Why West Nile cases aren’t rising in Maricopa County despite wet winter

The county’s Vector Control Division deploys around 800 routine traps each week.
Published: Apr. 19, 2023 at 4:56 PM MST|Updated: Apr. 19, 2023 at 5:44 PM MST
Email This Link
Share on Pinterest
Share on LinkedIn

PHOENIX (3TV/CBS 5) - We usually don’t start worrying about mosquitoes until well into monsoon season, but this year, things are different after our rainy winter. “There has been a little increase in mosquito activities but mostly in areas with irrigation or accumulation of water,” said Johnny Diloné, a spokesman for the Maricopa County Environmental Services. The county’s Vector Control Division deploys around 800 routine traps each week. “In thousands of areas that we’ve identified throughout the years as problem areas of mosquito breeding and we monitor them monthly,” he said.

That determines which areas need to be treated, which are both areas with high populations of the insects and locations with high numbers of mosquitoes carrying viruses. “We count them. We separate them by specie. The females are the ones that can carry viruses,” Diloné said.
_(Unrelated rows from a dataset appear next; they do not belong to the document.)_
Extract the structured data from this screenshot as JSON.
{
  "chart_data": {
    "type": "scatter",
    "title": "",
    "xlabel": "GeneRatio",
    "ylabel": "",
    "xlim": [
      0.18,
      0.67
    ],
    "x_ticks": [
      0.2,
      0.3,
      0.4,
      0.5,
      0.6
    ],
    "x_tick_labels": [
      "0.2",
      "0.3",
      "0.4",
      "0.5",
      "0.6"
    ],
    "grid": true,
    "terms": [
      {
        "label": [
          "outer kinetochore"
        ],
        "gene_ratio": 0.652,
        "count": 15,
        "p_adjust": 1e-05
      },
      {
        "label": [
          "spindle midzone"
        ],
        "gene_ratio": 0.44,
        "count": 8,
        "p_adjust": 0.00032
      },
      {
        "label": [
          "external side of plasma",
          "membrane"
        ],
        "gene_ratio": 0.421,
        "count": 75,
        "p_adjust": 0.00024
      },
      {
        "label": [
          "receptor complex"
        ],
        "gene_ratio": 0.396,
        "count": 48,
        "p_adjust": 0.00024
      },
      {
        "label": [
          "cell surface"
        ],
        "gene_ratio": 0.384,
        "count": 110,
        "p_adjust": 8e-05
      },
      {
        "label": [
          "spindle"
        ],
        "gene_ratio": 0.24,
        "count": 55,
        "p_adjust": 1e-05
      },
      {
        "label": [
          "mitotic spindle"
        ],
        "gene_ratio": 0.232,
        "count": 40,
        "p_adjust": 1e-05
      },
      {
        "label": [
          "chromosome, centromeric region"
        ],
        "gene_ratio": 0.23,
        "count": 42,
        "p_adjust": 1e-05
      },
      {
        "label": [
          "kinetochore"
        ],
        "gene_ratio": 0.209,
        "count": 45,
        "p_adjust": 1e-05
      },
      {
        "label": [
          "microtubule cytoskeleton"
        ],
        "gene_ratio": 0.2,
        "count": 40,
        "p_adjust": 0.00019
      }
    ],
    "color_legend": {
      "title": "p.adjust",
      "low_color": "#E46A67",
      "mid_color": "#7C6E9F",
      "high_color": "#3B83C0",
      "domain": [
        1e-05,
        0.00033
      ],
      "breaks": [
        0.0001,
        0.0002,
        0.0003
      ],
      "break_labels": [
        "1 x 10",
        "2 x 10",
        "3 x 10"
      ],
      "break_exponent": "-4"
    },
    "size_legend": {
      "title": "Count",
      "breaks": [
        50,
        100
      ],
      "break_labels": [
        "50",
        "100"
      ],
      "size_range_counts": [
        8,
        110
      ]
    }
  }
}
So far this year, the Arizona Department of Health Services has only reported one case of West Nile, while Maricopa County says it hasn’t had any cases this year. 2021 was the largest year for West Nile cases in both mosquitoes and humans with almost 1,500 human cases in Maricopa County. “As we kept on getting more and more rain than whatever eggs were out there, mosquito eggs, they were washed away and washed out so that’s why we didn’t see so much of an increase in mosquito activity as folks were expecting,” Diloné said.

If there’s an area in your neighborhood with a lot of mosquitoes, Maricopa County has an area on its website to file that complaint.